What does this mean?
It means they will never cap the gusher after the wellhead. They cannot…the more they try and restrict the oil gushing out the bop?…the more it will transfer to the leaks below. Just like a leaky garden hose with a nozzle on it. When you open up the nozzle?…it doesn’t leak so bad, you close the nozzle?…it leaks real bad…
…Contrary to what most of us would think as logical to stop the oil mess, actually opening up the gushing well and making it gush more became direction BP took after confirming that there was a leak. In fact if you note their actions, that should become clear. They have shifted from stopping or restricting the gusher to opening it up and catching it. This only makes sense if they want to relieve pressure at the leak hidden down below the seabed…..and that sort of leak is one of the most dangerous and potentially damaging kind of leak there could be. It is also inaccessible which compounds our problems. There is no way to stop that leak from above, all they can do is relieve the pressure on it and the only way to do that right now is to open up the nozzle above and gush more oil into the gulf and hopefully catch it, which they have done, they just neglected to tell us why, gee thanks.”
There’s more at the link. As I understand it, the well casing was defective so cracks developed in the well bore. As noted above, this would explain why the top kill procedure was not successful — because the heavy drilling mud dissipated rather than pushed the oil/gas down the well bore — and why the recent goal was to capture the oil rather than try to seal off the hole.
It would also be consistent with claims that BP’s well had a cementing design flaw and/or because BP failed to adequately test the cement bond.
If so, this makes the relief wells the best hope to cap the well. According to BP’s website, Relief well #1 has almost reached 14,000 feet, with a planned intersection at 18,000 feet.
– DRJ
UPDATE — Congress is waiting for BP:
Reps. Henry Waxman (D-Calif.) and Bart Stupak (D-Mich.) wrote to Hayward yesterday in advance of his scheduled testimony on Thursday before a subcommittee of the House Energy and Commerce Committee.
“The committee’s investigation is raising serious questions about the decisions made by BP in the days and hours before the explosion on the Deepwater Horizon,” the lawmakers wrote.
They cite company documents obtained during their investigation, including an e–mail from a BP engineer that refers to the doomed Macondo well as “a nightmare well” five days before the explosion that killed 11 workers and set off a massive oil leak that is still gushing into the Gulf of Mexico nearly two months later.
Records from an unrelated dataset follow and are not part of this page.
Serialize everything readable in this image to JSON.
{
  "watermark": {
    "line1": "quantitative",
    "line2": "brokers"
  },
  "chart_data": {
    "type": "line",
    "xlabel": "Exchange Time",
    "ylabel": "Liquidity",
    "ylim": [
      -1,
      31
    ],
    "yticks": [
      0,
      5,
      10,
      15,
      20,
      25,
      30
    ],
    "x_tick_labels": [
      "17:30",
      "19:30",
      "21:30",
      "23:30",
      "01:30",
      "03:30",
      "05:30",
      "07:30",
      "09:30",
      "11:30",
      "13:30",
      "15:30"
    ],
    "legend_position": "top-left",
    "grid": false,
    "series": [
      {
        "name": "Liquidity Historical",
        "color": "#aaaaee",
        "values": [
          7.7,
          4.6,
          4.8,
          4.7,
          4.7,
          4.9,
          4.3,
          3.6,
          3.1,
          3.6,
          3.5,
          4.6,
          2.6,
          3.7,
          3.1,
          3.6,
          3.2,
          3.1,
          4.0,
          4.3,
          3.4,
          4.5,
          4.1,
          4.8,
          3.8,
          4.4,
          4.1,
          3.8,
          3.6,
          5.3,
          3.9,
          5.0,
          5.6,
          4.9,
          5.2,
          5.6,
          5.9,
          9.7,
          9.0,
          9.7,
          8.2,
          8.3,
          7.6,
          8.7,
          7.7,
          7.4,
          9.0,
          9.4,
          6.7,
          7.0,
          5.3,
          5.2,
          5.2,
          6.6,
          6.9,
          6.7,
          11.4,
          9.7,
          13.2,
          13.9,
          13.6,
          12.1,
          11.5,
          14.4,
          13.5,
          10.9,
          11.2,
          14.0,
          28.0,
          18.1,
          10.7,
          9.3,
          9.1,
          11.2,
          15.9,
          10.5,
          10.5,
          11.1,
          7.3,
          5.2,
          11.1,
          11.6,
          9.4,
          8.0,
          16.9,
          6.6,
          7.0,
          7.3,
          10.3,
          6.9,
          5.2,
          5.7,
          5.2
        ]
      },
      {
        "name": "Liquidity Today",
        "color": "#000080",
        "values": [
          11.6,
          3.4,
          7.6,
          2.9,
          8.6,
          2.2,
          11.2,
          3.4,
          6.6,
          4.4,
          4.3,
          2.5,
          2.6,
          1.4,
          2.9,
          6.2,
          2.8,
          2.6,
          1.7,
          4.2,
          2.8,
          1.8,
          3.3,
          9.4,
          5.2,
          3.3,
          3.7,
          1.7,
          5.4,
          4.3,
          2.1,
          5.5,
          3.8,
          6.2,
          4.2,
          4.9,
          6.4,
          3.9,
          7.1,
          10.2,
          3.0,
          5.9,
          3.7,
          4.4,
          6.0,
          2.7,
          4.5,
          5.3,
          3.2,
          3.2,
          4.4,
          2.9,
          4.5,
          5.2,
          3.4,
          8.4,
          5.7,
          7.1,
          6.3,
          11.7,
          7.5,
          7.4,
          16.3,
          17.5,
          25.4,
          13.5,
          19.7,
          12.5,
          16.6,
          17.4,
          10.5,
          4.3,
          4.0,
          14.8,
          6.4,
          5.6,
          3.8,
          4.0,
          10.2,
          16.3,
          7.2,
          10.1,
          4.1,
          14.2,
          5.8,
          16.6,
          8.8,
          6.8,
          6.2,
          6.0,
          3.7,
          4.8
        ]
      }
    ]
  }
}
“In spite of the well’s difficulties,” Waxman and Stupak write, “BP appears to have made multiple decisions for economic reasons that increased the danger of a catastrophic well failure. In several instances, these decisions appear to violate industry guidelines and were made despite warnings from BP’s own personnel and its contractors. In effect, it appears that BP repeatedly chose risky procedures in order to reduce costs and save time and made minimal efforts to contain the added risk.”